# Lehigh Valley g scale 1/29



## jerrybaffetto (Nov 25, 2014)

hello everyone
I made the model by building the body on the chassis of Pacific Aristocraft
3d print body with material suitable for outdoor use
details and details with 3d print in high definition resin
for more information: [email protected]


----------



## Pete Thornton (Jan 2, 2008)

Very impressive!


----------



## jerrybaffetto (Nov 25, 2014)

thank you Pete!


----------



## jerrybaffetto (Nov 25, 2014)

I am now designing this, the PRR K4 3768
I will keep you updated!


----------



## astack (Apr 22, 2018)

Wow! Really impressive! It seems like one could do all sorts of locomotives that way. If you don’t mind me asking, what did you use to smooth the roughness out the 3D-printed body? If sand paper, it must have been labor intensive!


----------



## Rail_Master4501 (10 mo ago)

Looking Good!
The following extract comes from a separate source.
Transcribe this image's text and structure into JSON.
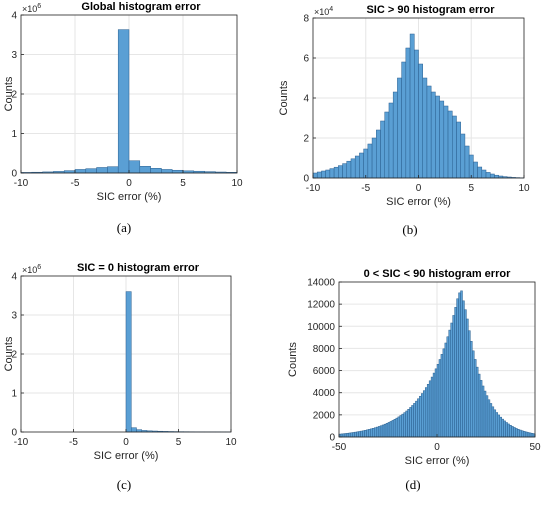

I wish I had a 3D printer.


----------



## jerrybaffetto (Nov 25, 2014)

thank you all for your comments
3d printing requires, not only good design, but especially good post finishing skills
putty, glass paper, spray putty paints to fill the layers and keep sanding but in the end the piece comes out very well
for those interested I can provide the printed and painted parts, the Aristocraft frame must be provided by you


----------



## jerrybaffetto (Nov 25, 2014)

please, could some kind friends please help me figure out what is the exact color of PRR K4 3768?
thank you very much in advance!


----------



## MGates (Mar 16, 2016)

jerrybaffetto said:


> please, could some kind friends please help me figure out what is the exact color of PRR K4 3768?
> thank you very much in advance!


#3768 was painted initially with what is reported to be a "bronze"-like color, and later on before the New York World's Fair in 1939-40 it was repainted in PRRs' standard Dark Green Locomotive Enamel. We know what DGLE looks like (check out the Bowande G5s in person for the best representation we have in Gauge 1 of the correct behavior of DGLE in direct sunlight), the "Bronze" is another story as it is not a standard PRR color and perhaps a one-off test for a special locomotive. I saw online the color described as Tuscan Red with a hint of yellow and gold flake.
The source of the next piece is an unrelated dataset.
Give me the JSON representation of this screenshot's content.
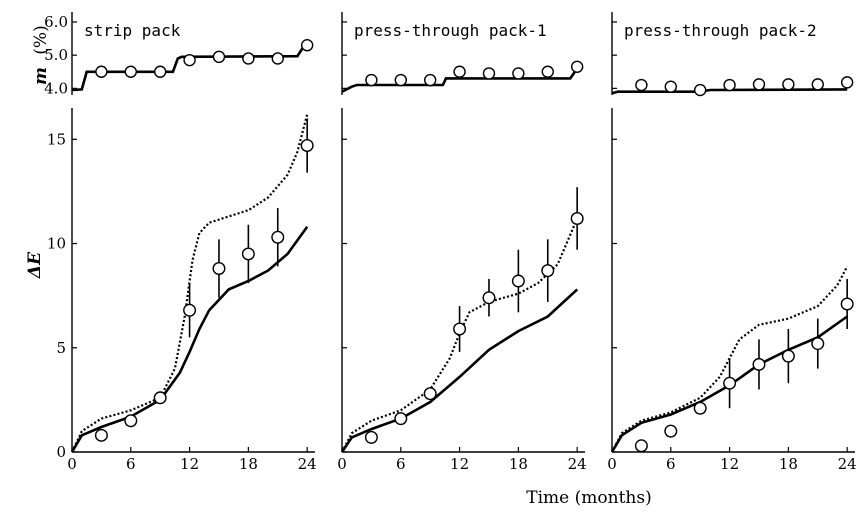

So you have two options for a historically accurate #3768, but the "Bronze" will require you to take artistic liberties (as various model companies have done with their #3768 releases) to come up with something you may find acceptable. For some inspiration take a look at some photos of bronze-metallic painted automobiles from the Art Deco era as that may have been what helped to inspire #3768's first paint job.

-Mike


----------



## jerrybaffetto (Nov 25, 2014)

hi Mike
thank you very much for your precise explanation
it will be very useful for me!


----------



## Paul Race (Feb 15, 2008)

Regarding your Lehigh Valley locomotive:


Damn!


----------



## [email protected] (Dec 28, 2018)

Well done!


----------



## tommy98466 (Dec 27, 2007)

Beautiful.


----------



## Scott (Jan 29, 2008)

Nice work mate, that streamlined look is always anattention getter.


----------